Easy, Hanno, I say. It’s only a game.

Get fucked, Muir, he says, then he trudges up the stairs to his room for a wank, to read Mein Kampf, or to rip the wings off small birds, I have no idea, but it is becoming clear to me that Haines is not like the rest of us. Neither am I, but he inhabits some other place where none of us wants to go. Paterson and I play each other until we collapse in a heap of sweat and laughter. Paterson is good. We hear a commotion outside. We jump up to see Tarbo beating his wife. She is not happy.

Hey, Tarbo, yells Paterson.

Tarbo turns and as he does his wife picks up a bottle and smashes it over his head. He falls to the ground screaming, head in hands, and by the time Paterson reaches him his hands are full of blood. I run to the phone to call Watkins because we don’t have a car. Paterson and I do what we can to stop Tarbo bleeding, while his wife cries and smacks her head with her fists. When Watkins arrives I get in the car with him and Tarbo. As we leave I see Haines on the veranda outside his room, watching, laughing. At the hospital we take him in the wrong entrance, the white entrance, and have to take him around the back to the black entrance. It isn’t called the white entrance, or the black entrance, there are no signs, but the nurse in the front office says we have to take him around the back.

That’s where the natives go, she says.

We leave him there and Watkins drives me back to the bank mess. When I walk in no one seems too worried about Tarbo. I have a beer with Paterson and ask him why he is such a good table tennis player.

I played competition table tennis back home, he says.

Serious? I ask.

Do I look serious?

No.

Well I am. Played for Glenelg in the city league.

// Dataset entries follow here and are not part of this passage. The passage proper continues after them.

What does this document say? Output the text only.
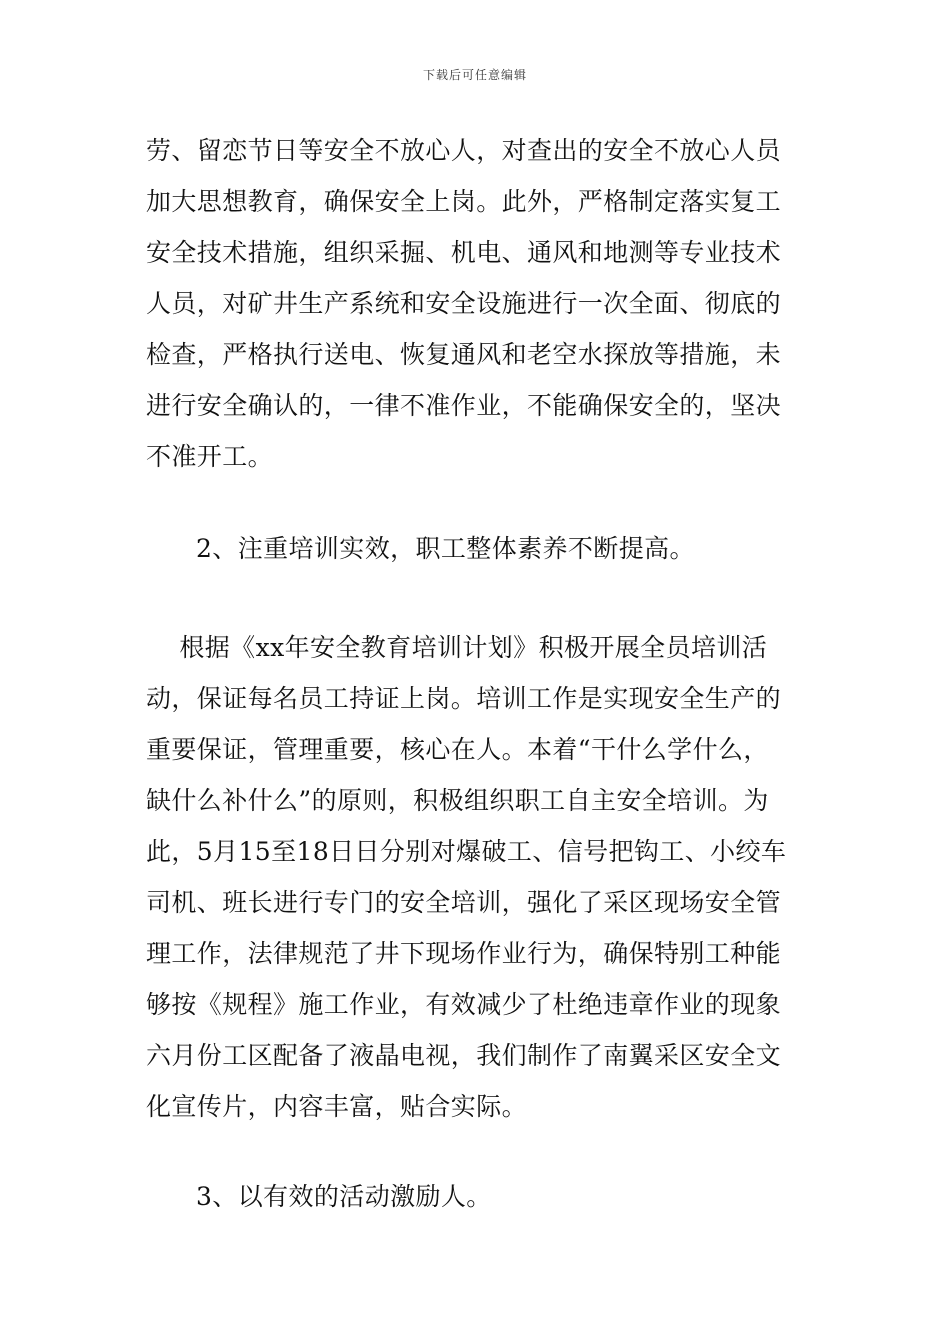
下载后可任意编辑
劳、留恋节日等安全不放心人，对查出的安全不放心人员
加大思想教育，确保安全上岗。此外，严格制定落实复工
安全技术措施，组织采掘、机电、通风和地测等专业技术
人员，对矿井生产系统和安全设施进行一次全面、彻底的
检查，严格执行送电、恢复通风和老空水探放等措施，未
进行安全确认的，一律不准作业，不能确保安全的，坚决
不准开工。
2、注重培训实效，职工整体素养不断提高。
根据《xx年安全教育培训计划》积极开展全员培训活
动，保证每名员工持证上岗。培训工作是实现安全生产的
重要保证，管理重要，核心在人。本着“干什么学什么，
缺什么补什么”的原则，积极组织职工自主安全培训。为
此，5月15至18日日分别对爆破工、信号把钩工、小绞车
司机、班长进行专门的安全培训，强化了采区现场安全管
理工作，法律规范了井下现场作业行为，确保特别工种能
够按《规程》施工作业，有效减少了杜绝违章作业的现象
六月份工区配备了液晶电视，我们制作了南翼采区安全文
化宣传片，内容丰富，贴合实际。
3、以有效的活动激励人。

You’re joking? The city league?

Yeah, we take our table tennis seriously in Adelaide.

Along with your footy, your churchgoing, wanking, drinking and probably because there’s nothing else to do in Adelaide.

You bloody sandgropers can’t get over the thrashing we hand out in interstate footy.

Having your hand in sand isn’t anywhere near as primitive as eating crows.

And so it goes, back and forth, one after the other, along with the ping-pong ball, because after the beer we decide to play one more game and the blokes who are left stand back and marvel at the skill of a Glenelg league player and a wiry little bastard who learnt to play in a boarding school. Paterson doesn’t ask me why I am so good but if he did I would tell him it is because in boarding school I hated losing to big kids who thought they were good at everything, and in the highlands I hated losing to South Australians, Victorians, anyone from over the other side of the black and burnt stump.

Tarbo walks into the kitchen with a large bandage on his head.

Fixim pretty good? asks Paterson.

Yes, masta, says Tarbo.

I look at the makeshift bandage and think: Probably wasn’t a doctor who stitched and bandaged him, more likely a nurse, or some old woman out the back who had a ball of string.